Parce qu’elle s’est mise en place à moyens constants, la psychiatrie de secteur s’est donc développée au détriment des services de soins intensifs intra-hospitaliers. Aujourd’hui, la misère sociale grandissante ramène avec violence la détresse humaine aux portes des ex-asiles. Cette urgence humaine et sociale mobilise des soignants de plus en plus rares, et reporte dans un avenir incertain toute politique de prévention. Le manque de moyens en lits et en personnels menace l’existence des structures de suite pourtant indispensables à une stabilisation durable des troubles psychiatriques. Certaines ont déjà fermé.

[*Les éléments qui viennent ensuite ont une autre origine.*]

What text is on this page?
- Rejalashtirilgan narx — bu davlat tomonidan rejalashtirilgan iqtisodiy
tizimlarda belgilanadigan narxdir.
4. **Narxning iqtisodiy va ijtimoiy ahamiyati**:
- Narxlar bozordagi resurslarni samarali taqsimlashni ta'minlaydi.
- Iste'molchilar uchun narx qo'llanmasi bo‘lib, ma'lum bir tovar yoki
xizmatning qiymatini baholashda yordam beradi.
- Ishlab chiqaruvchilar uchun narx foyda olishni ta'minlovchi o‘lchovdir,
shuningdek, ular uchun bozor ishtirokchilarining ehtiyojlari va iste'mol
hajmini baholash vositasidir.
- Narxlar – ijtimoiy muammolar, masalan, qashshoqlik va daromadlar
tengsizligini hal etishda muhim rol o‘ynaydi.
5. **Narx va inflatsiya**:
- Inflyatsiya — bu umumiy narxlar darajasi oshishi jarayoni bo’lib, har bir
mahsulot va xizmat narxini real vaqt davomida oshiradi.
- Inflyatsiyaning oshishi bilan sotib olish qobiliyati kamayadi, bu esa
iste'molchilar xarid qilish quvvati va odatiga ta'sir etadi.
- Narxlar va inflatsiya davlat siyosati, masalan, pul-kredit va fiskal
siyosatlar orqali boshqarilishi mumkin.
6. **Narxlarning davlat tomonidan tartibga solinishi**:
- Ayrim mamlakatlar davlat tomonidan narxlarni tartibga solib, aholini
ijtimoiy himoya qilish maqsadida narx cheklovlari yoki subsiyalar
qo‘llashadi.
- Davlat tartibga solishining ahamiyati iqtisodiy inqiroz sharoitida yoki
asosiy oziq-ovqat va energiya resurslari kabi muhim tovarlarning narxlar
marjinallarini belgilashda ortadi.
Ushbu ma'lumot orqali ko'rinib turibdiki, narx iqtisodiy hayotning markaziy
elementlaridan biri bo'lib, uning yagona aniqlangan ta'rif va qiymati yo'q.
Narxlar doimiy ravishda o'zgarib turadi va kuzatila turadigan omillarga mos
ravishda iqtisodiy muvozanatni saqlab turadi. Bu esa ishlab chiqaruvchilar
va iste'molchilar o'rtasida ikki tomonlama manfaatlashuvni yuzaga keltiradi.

On voit bien que la logique comptable qui s’est emparée du service public de santé, anéantit tous les efforts désaliénistes commencés il y a trente ans en psychiatrie. Cette situation s’étend, hélas, à l’ensemble des hôpitaux publics à quelques nuances près. Quelques médecins, trop peu nombreux, ont déjà tiré la sonnette d’alarme, d’aucuns ont même démissionné et les états généraux de la psychiatrie, qui se sont réunis au printemps dernier à Montpellier, dressent le même constat. L’enjeu en est tout simplement le droit des femmes et des hommes à se maintenir en bonne santé physique et mentale. C’est un enjeu de société que nous devons défendre ensemble, usagers et personnels de santé, plus que jamais. Et cet enjeu passe par la défense d’un véritable service publique de santé.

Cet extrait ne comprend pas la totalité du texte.